Uma reflexão que sempre trago é que eu incomodo quando aponto a corrupção, as práticas equivocadas que existem na política, quando trago uma visão de mundo diferente. Mas infelizmente, também incomodo muito por ser uma mulher jovem. Na cabeça de algumas pessoas que estão acostumadas a mandar, é um desacato quando eu discordo delas e defendo minhas posições com coragem e firmeza. Talvez se surpreendam ao ver uma jovem mulher que vem da periferia, como venho, defender suas ideias com tanta convicção. É importante ressaltar que foi completamente absurdo que o ator José de Abreu tenha compartilhado uma ameaça de agressão física a mim, apenas por discordar dos meus pensamentos. Mas essa não é uma ação isolada; há dois anos venho recebendo todo tipo de ameaça e ataque. Nada disso vai fazer com que eu pare, vou seguir lutando de cabeça erguida. 

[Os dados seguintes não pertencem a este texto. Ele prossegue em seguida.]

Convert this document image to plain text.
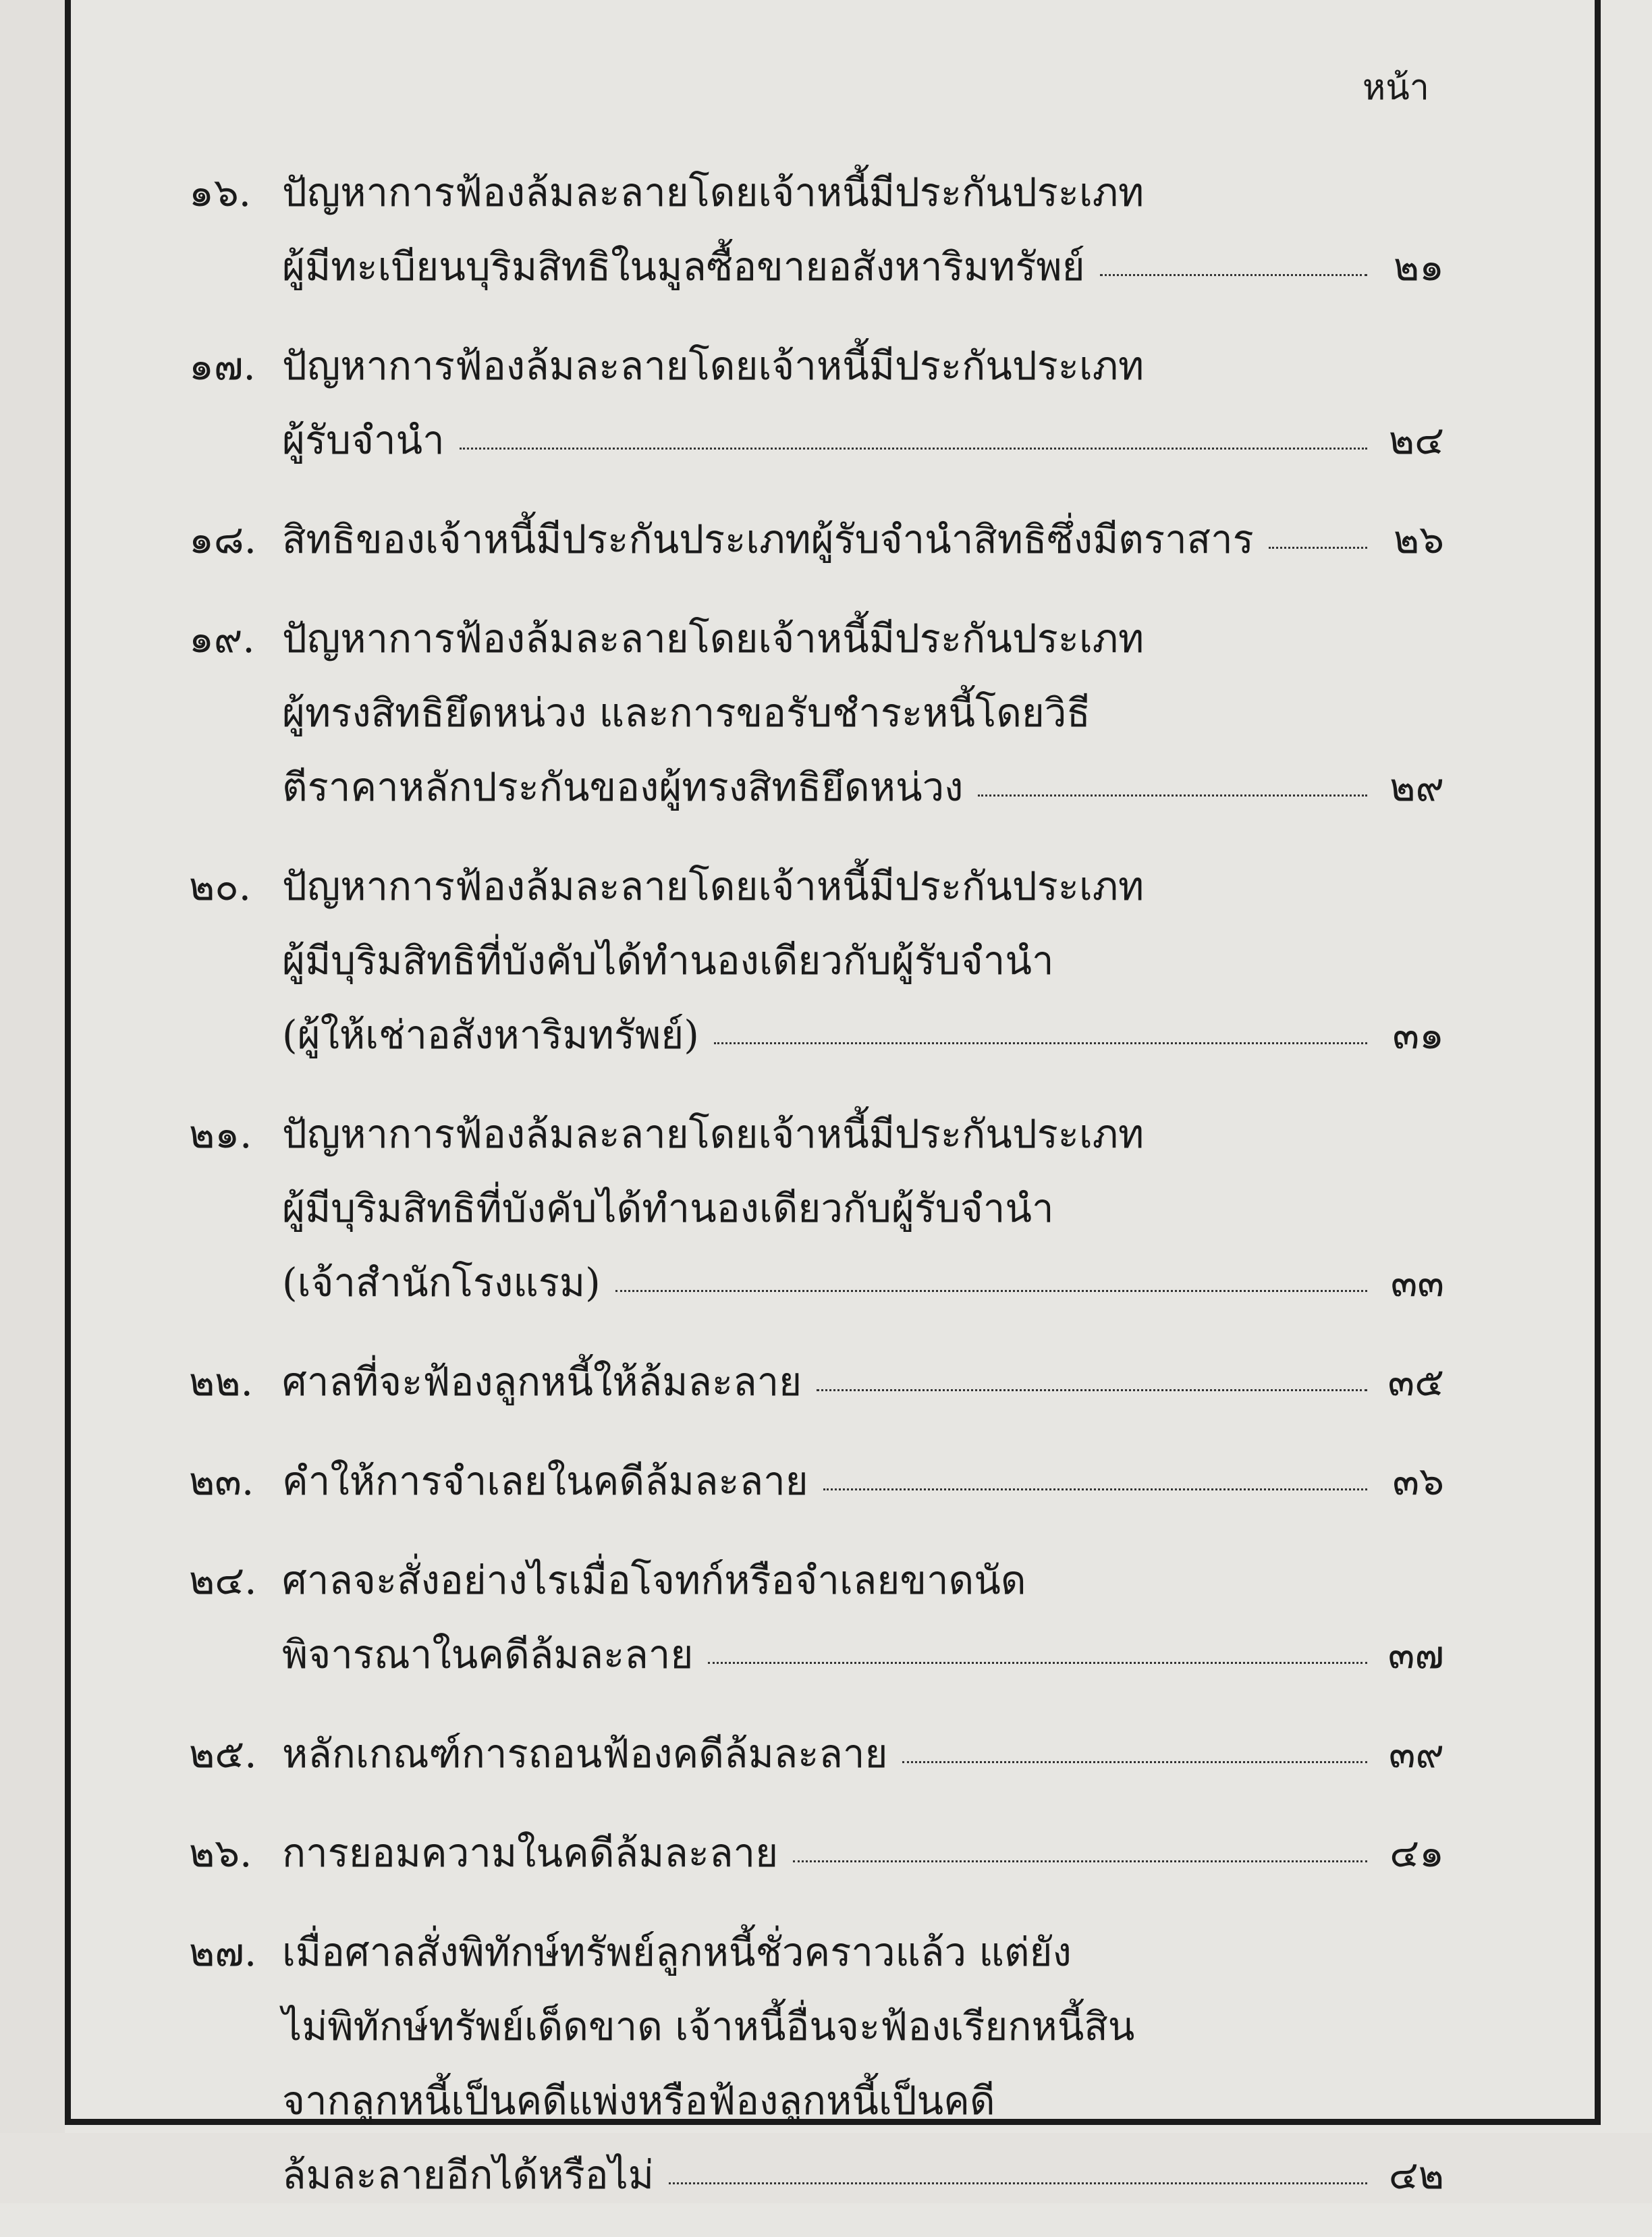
หน้า
๑๖. ปัญหาการฟ้องล้มละลายโดยเจ้าหนี้มีประกันประเภท
ผู้มีทะเบียนบุริมสิทธิในมูลซื้อขายอสังหาริมทรัพย์	๒๑
๑๗. ปัญหาการฟ้องล้มละลายโดยเจ้าหนี้มีประกันประเภท
ผู้รับจำนำ	๒๔
๑๘. สิทธิของเจ้าหนี้มีประกันประเภทผู้รับจำนำสิทธิซึ่งมีตราสาร	๒๖
๑๙. ปัญหาการฟ้องล้มละลายโดยเจ้าหนี้มีประกันประเภท
ผู้ทรงสิทธิยึดหน่วง และการขอรับชำระหนี้โดยวิธี
ตีราคาหลักประกันของผู้ทรงสิทธิยึดหน่วง	๒๙
๒๐. ปัญหาการฟ้องล้มละลายโดยเจ้าหนี้มีประกันประเภท
ผู้มีบุริมสิทธิที่บังคับได้ทำนองเดียวกับผู้รับจำนำ
(ผู้ให้เช่าอสังหาริมทรัพย์)	๓๑
๒๑. ปัญหาการฟ้องล้มละลายโดยเจ้าหนี้มีประกันประเภท
ผู้มีบุริมสิทธิที่บังคับได้ทำนองเดียวกับผู้รับจำนำ
(เจ้าสำนักโรงแรม)	๓๓
๒๒. ศาลที่จะฟ้องลูกหนี้ให้ล้มละลาย	๓๕
๒๓. คำให้การจำเลยในคดีล้มละลาย	๓๖
๒๔. ศาลจะสั่งอย่างไรเมื่อโจทก์หรือจำเลยขาดนัด
พิจารณาในคดีล้มละลาย	๓๗
๒๕. หลักเกณฑ์การถอนฟ้องคดีล้มละลาย	๓๙
๒๖. การยอมความในคดีล้มละลาย	๔๑
๒๗. เมื่อศาลสั่งพิทักษ์ทรัพย์ลูกหนี้ชั่วคราวแล้ว แต่ยัง
ไม่พิทักษ์ทรัพย์เด็ดขาด เจ้าหนี้อื่นจะฟ้องเรียกหนี้สิน
จากลูกหนี้เป็นคดีแพ่งหรือฟ้องลูกหนี้เป็นคดี
ล้มละลายอีกได้หรือไม่	๔๒
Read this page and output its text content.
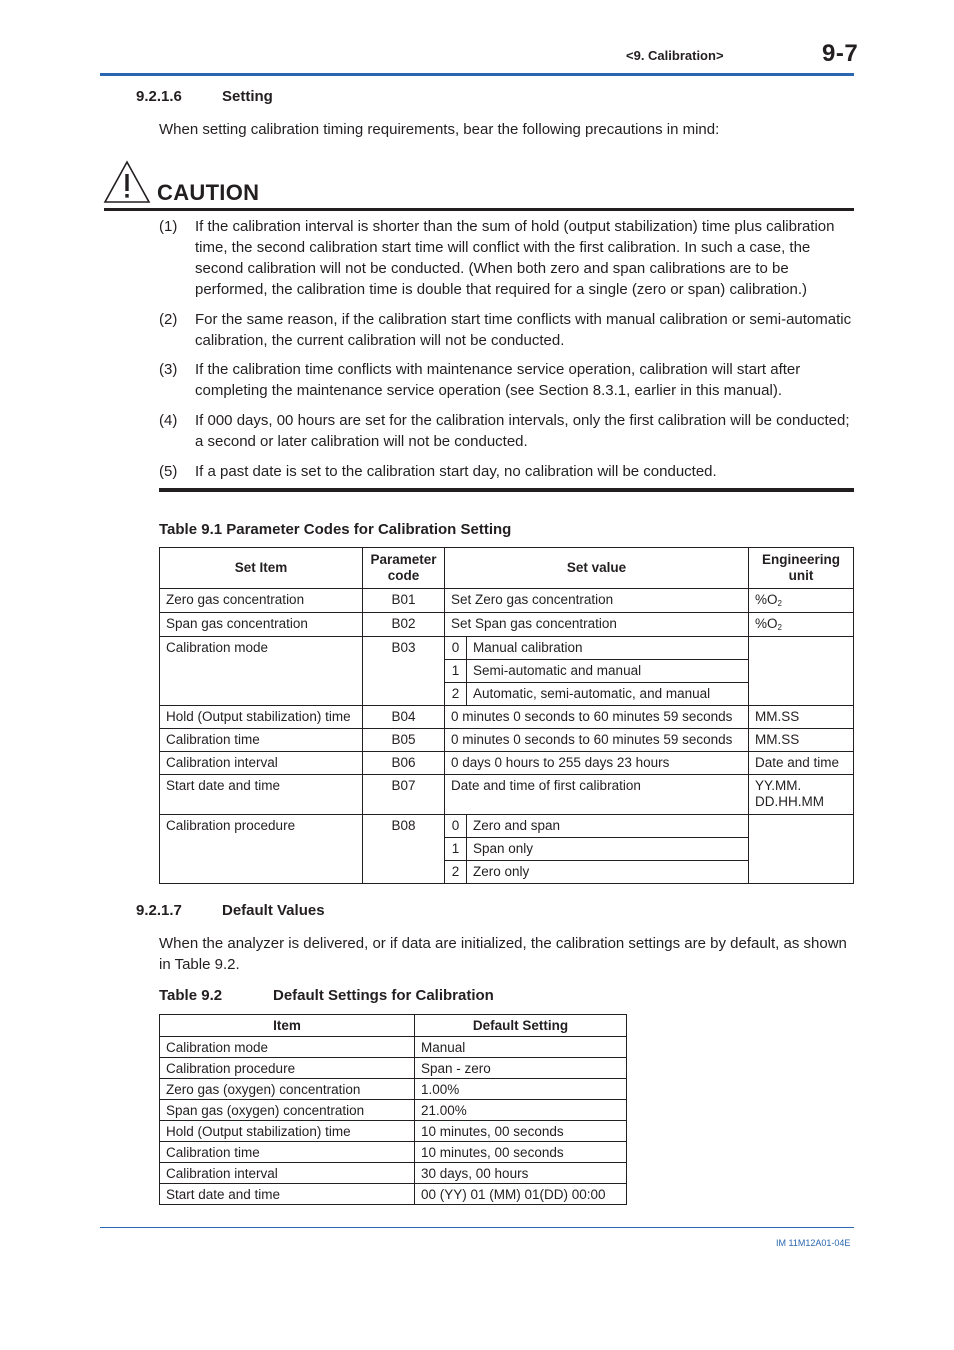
<9. Calibration>	9-7
9.2.1.6	Setting
When setting calibration timing requirements, bear the following precautions in mind:
CAUTION
(1) If the calibration interval is shorter than the sum of hold (output stabilization) time plus calibration time, the second calibration start time will conflict with the first calibration. In such a case, the second calibration will not be conducted. (When both zero and span calibrations are to be performed, the calibration time is double that required for a single (zero or span) calibration.)
(2) For the same reason, if the calibration start time conflicts with manual calibration or semi-automatic calibration, the current calibration will not be conducted.
(3) If the calibration time conflicts with maintenance service operation, calibration will start after completing the maintenance service operation (see Section 8.3.1, earlier in this manual).
(4) If 000 days, 00 hours are set for the calibration intervals, only the first calibration will be conducted; a second or later calibration will not be conducted.
(5) If a past date is set to the calibration start day, no calibration will be conducted.
Table 9.1 Parameter Codes for Calibration Setting
Set Item	Parameter code	Set value		Engineering unit
Zero gas concentration	B01	Set Zero gas concentration		$\%O_2$
Span gas concentration	B02	Set Span gas concentration		$\%O_2$
Calibration mode	B03	0	Manual calibration	
		1	Semi-automatic and manual	
		2	Automatic, semi-automatic, and manual	
Hold (Output stabilization) time	B04	0 minutes 0 seconds to 60 minutes 59 seconds		MM.SS
Calibration time	B05	0 minutes 0 seconds to 60 minutes 59 seconds		MM.SS
Calibration interval	B06	0 days 0 hours to 255 days 23 hours		Date and time
Start date and time	B07	Date and time of first calibration		YY.MM.
DD.HH.MM

Calibration procedure	B08	0	Zero and span	
		1	Span only	
		2	Zero only	
9.2.1.7	Default Values
When the analyzer is delivered, or if data are initialized, the calibration settings are by default, as shown in Table 9.2.
Table 9.2	Default Settings for Calibration
Item	Default Setting
Calibration mode	Manual
Calibration procedure	Span - zero
Zero gas (oxygen) concentration	1.00%
Span gas (oxygen) concentration	21.00%
Hold (Output stabilization) time	10 minutes, 00 seconds
Calibration time	10 minutes, 00 seconds
Calibration interval	30 days, 00 hours
Start date and time	00 (YY) 01 (MM) 01(DD) 00:00
IM 11M12A01-04E
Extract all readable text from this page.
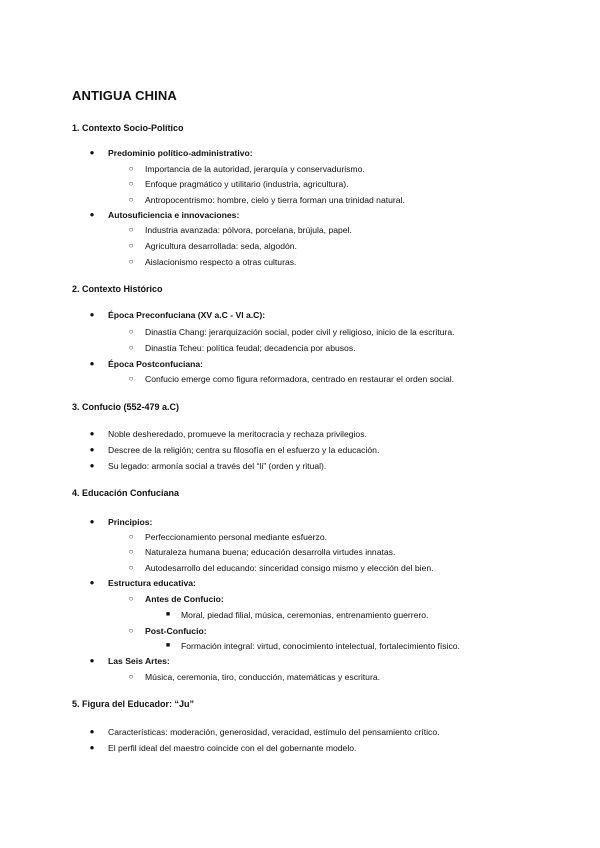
ANTIGUA CHINA
1. Contexto Socio-Político
● Predominio político-administrativo:
○ Importancia de la autoridad, jerarquía y conservadurismo.
○ Enfoque pragmático y utilitario (industria, agricultura).
○ Antropocentrismo: hombre, cielo y tierra forman una trinidad natural.
● Autosuficiencia e innovaciones:
○ Industria avanzada: pólvora, porcelana, brújula, papel.
○ Agricultura desarrollada: seda, algodón.
○ Aislacionismo respecto a otras culturas.
2. Contexto Histórico
● Época Preconfuciana (XV a.C - VI a.C):
○ Dinastía Chang: jerarquización social, poder civil y religioso, inicio de la escritura.
○ Dinastía Tcheu: política feudal; decadencia por abusos.
● Época Postconfuciana:
○ Confucio emerge como figura reformadora, centrado en restaurar el orden social.
3. Confucio (552-479 a.C)
● Noble desheredado, promueve la meritocracia y rechaza privilegios.
● Descree de la religión; centra su filosofía en el esfuerzo y la educación.
● Su legado: armonía social a través del “li” (orden y ritual).
4. Educación Confuciana
● Principios:
○ Perfeccionamiento personal mediante esfuerzo.
○ Naturaleza humana buena; educación desarrolla virtudes innatas.
○ Autodesarrollo del educando: sinceridad consigo mismo y elección del bien.
● Estructura educativa:
○ Antes de Confucio:
■	Moral, piedad filial, música, ceremonias, entrenamiento guerrero.
○ Post-Confucio:
■	Formación integral: virtud, conocimiento intelectual, fortalecimiento físico.
● Las Seis Artes:
○ Música, ceremonia, tiro, conducción, matemáticas y escritura.
5. Figura del Educador: “Ju”
● Características: moderación, generosidad, veracidad, estímulo del pensamiento crítico.
● El perfil ideal del maestro coincide con el del gobernante modelo.
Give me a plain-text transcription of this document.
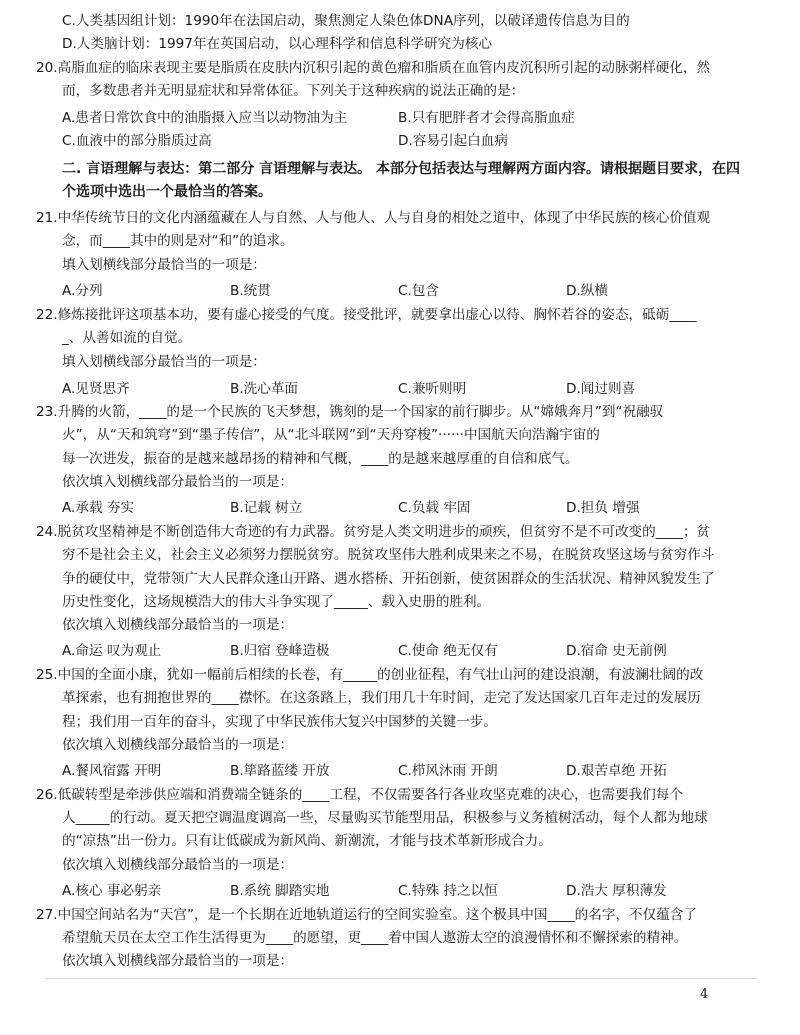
C.人类基因组计划：1990年在法国启动，聚焦测定人染色体DNA序列，以破译遗传信息为目的
D.人类脑计划：1997年在英国启动，以心理科学和信息科学研究为核心
20.高脂血症的临床表现主要是脂质在皮肤内沉积引起的黄色瘤和脂质在血管内皮沉积所引起的动脉粥样硬化，然
而，多数患者并无明显症状和异常体征。下列关于这种疾病的说法正确的是：
A.患者日常饮食中的油脂摄入应当以动物油为主	B.只有肥胖者才会得高脂血症
C.血液中的部分脂质过高	D.容易引起白血病
二. 言语理解与表达：第二部分 言语理解与表达。 本部分包括表达与理解两方面内容。请根据题目要求，在四
个选项中选出一个最恰当的答案。
21.中华传统节日的文化内涵蕴藏在人与自然、人与他人、人与自身的相处之道中，体现了中华民族的核心价值观
念，而____其中的则是对“和”的追求。
填入划横线部分最恰当的一项是：
A.分列	B.统贯	C.包含	D.纵横
22.修炼接批评这项基本功，要有虚心接受的气度。接受批评，就要拿出虚心以待、胸怀若谷的姿态，砥砺____
_、从善如流的自觉。
填入划横线部分最恰当的一项是：
A.见贤思齐	B.洗心革面	C.兼听则明	D.闻过则喜
23.升腾的火箭，____的是一个民族的飞天梦想，镌刻的是一个国家的前行脚步。从“嫦娥奔月”到“祝融驭
火”，从“天和筑穹”到“墨子传信”，从“北斗联网”到“天舟穿梭”······中国航天向浩瀚宇宙的
每一次进发，振奋的是越来越昂扬的精神和气概，____的是越来越厚重的自信和底气。
依次填入划横线部分最恰当的一项是：
A.承载 夯实	B.记载 树立	C.负载 牢固	D.担负 增强
24.脱贫攻坚精神是不断创造伟大奇迹的有力武器。贫穷是人类文明进步的顽疾，但贫穷不是不可改变的____；贫
穷不是社会主义，社会主义必须努力摆脱贫穷。脱贫攻坚伟大胜利成果来之不易，在脱贫攻坚这场与贫穷作斗
争的硬仗中，党带领广大人民群众逢山开路、遇水搭桥、开拓创新，使贫困群众的生活状况、精神风貌发生了
历史性变化，这场规模浩大的伟大斗争实现了_____、载入史册的胜利。
依次填入划横线部分最恰当的一项是：
A.命运 叹为观止	B.归宿 登峰造极	C.使命 绝无仅有	D.宿命 史无前例
25.中国的全面小康，犹如一幅前后相续的长卷，有_____的创业征程，有气壮山河的建设浪潮，有波澜壮阔的改
革探索，也有拥抱世界的____襟怀。在这条路上，我们用几十年时间，走完了发达国家几百年走过的发展历
程；我们用一百年的奋斗，实现了中华民族伟大复兴中国梦的关键一步。
依次填入划横线部分最恰当的一项是：
A.餐风宿露 开明	B.筚路蓝缕 开放	C.栉风沐雨 开朗	D.艰苦卓绝 开拓
26.低碳转型是牵涉供应端和消费端全链条的____工程，不仅需要各行各业攻坚克难的决心，也需要我们每个
人_____的行动。夏天把空调温度调高一些，尽量购买节能型用品，积极参与义务植树活动，每个人都为地球
的“凉热”出一份力。只有让低碳成为新风尚、新潮流，才能与技术革新形成合力。
依次填入划横线部分最恰当的一项是：
A.核心 事必躬亲	B.系统 脚踏实地	C.特殊 持之以恒	D.浩大 厚积薄发
27.中国空间站名为“天宫”，是一个长期在近地轨道运行的空间实验室。这个极具中国____的名字，不仅蕴含了
希望航天员在太空工作生活得更为____的愿望，更____着中国人遨游太空的浪漫情怀和不懈探索的精神。
依次填入划横线部分最恰当的一项是：
4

Não se trata, portanto, de um fato isolado. 

Precisamos fazer uma reflexão como sociedade: se um ator se sente confortável em compartilhar uma ameaça de agressão física, é porque nós, como sociedade, estamos tolerando a intolerância. Então a lição que fica pra mim é que temos um longo caminho pela frente para que a política seja um lugar seguro física e psicologicamente para as mulheres. Também precisamos dar um basta nessa espiral de ódio e violência que estamos vivendo. Não existe democracia saudável onde a discordância seja respondida com ódio. Não existe democracia possível quando adversários políticos são tratados dessa forma por disputarem espaço de poder ou terem uma visão diferente. 

Concorda com a ideia de que existe um machismo estrutural na sociedade brasileira? Como combater isso? 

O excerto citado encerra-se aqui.